How do we ensure we get the perfect candidate to convert to that perfect role?
1. Don’t accept an immediate “no”
If you’ve done your research, then the person you’re calling is perfect for the role you’re working on. But what if they say they aren’t interested in changing jobs? That’s ok. We tell them we don’t handle ‘jobs’ at FryerMiles, we handle amazing career moves for our candidates – because that’s the truth. Unsurprisingly, they invariably want to know more about it.
2. If they can answer “no”, you’re not asking the right question
If you asked a great candidate whether they’d consider a new job, only a few would say yes. But if you asked them if they’d consider a move from their current job, to a role that is far superior to theirs, and one that puts them on the right career trajectory for the future, would they still say no?

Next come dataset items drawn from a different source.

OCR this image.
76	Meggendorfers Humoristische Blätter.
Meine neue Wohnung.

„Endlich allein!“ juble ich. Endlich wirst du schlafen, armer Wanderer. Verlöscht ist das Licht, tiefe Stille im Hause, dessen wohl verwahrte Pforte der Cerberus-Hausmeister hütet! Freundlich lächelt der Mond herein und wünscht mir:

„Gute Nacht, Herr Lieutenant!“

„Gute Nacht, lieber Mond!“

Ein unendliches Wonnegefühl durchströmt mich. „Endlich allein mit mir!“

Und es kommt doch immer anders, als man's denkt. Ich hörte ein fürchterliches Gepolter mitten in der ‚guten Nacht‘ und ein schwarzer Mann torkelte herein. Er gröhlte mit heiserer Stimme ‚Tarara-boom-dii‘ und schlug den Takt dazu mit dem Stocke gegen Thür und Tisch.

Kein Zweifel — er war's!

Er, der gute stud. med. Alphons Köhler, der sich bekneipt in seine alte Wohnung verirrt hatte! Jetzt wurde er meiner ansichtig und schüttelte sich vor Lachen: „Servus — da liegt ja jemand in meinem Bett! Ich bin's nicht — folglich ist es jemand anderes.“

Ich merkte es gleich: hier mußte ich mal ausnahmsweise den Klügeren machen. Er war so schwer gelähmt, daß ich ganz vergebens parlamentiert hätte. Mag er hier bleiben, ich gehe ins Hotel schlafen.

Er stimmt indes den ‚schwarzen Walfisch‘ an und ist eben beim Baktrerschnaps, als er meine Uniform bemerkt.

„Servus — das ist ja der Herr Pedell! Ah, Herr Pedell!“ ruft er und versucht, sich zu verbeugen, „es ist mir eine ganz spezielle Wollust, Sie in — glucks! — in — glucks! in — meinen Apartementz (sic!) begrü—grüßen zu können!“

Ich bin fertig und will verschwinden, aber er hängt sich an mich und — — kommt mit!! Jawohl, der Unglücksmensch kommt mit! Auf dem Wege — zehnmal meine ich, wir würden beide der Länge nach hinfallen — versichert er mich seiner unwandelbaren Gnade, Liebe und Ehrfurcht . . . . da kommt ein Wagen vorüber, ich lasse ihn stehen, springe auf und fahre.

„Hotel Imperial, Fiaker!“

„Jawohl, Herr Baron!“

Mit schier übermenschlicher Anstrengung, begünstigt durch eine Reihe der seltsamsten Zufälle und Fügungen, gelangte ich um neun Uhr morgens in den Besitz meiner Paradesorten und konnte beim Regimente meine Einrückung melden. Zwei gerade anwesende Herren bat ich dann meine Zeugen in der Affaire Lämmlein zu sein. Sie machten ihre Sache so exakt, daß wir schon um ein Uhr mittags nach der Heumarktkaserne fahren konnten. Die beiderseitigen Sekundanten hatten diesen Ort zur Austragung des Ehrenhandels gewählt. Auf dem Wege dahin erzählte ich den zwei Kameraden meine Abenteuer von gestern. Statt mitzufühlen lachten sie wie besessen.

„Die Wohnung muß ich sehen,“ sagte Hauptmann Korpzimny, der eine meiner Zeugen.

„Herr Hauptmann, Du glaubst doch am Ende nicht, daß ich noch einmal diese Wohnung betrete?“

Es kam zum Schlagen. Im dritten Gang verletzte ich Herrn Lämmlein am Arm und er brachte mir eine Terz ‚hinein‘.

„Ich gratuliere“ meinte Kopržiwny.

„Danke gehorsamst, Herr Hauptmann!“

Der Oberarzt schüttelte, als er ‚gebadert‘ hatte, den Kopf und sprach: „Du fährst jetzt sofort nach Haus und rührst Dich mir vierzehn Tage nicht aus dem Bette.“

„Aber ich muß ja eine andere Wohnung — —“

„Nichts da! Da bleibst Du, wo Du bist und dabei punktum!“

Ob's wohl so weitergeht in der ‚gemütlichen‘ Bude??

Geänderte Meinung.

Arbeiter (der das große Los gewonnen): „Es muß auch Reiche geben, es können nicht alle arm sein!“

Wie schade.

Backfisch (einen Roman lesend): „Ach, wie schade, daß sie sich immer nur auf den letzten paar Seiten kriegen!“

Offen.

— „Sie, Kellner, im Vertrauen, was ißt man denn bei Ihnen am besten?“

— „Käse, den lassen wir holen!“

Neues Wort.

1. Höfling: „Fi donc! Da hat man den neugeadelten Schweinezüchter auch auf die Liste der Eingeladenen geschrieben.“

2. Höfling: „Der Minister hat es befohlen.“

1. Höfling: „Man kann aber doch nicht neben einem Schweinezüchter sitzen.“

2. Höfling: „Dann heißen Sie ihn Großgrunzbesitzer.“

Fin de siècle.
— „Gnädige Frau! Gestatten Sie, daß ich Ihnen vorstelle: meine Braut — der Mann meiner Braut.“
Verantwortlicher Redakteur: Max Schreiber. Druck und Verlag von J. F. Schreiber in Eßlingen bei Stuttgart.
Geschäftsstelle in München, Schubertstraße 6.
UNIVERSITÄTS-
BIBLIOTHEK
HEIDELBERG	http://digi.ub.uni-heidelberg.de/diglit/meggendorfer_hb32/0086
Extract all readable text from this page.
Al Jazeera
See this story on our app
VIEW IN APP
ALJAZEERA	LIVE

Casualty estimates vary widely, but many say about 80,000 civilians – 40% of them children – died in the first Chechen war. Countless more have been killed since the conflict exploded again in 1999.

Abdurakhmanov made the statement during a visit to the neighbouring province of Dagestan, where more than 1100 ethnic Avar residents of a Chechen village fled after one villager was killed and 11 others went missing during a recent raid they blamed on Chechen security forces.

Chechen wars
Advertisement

3. Deal with any other objections
Can you overcome their concerns? If you really can’t, then you can at least chat with them for networking purposes – great candidates often know other great candidates after all, and building a network is crucial to finding the best people.
4. It’s about more than money
Yes, the salary is important, but it’s not the deciding factor for many candidates. Work out what else they will get – whether that be career growth, satisfaction, influence or perhaps even a better work/life balance. There is usually far more to a candidate’s decision than the money, so finding out what motivates them, and then aligning that with a role that ticks those boxes, is often the key factor.
5. Build and nurture the relationship
It’s a cliché, but it’s true. If you build a solid relationship with a candidate, you’re halfway there. How? Get them to do the talking, not you. Lead the questions, but make sure they are given the opportunity to provide well-rounded answers – learn about them, who they are, what they do and, more importantly, what matters to them!
6. Get them to compare
After they’ve been for an interview, ask them how it compares to their current role, or other opportunities they are considering. Use a 1-10 interest test, if it is helpful to do so, that way you know where your vacancy sits in comparison to others. You now have the opportunity to strengthen the weak areas and address any issues before making an offer.
7. If you don’t think the offer will be accepted, don’t make it
You know you’ve got a great candidate, and you know you’ve got a great role, but if the offer isn’t up to scratch then there isn’t any point in making it. Top candidates know their worth, ensure they are getting the offer that they deserve – if you don’t, you risk losing their interest straightaway.
It all sounds so simple, but in reality, it’s harder than it seems. Hiring any great candidate is hard – they nearly always have options – but at the end of the day, if you’ve got a top role, then putting the effort in to secure a fantastic candidate is definitely worth the end result.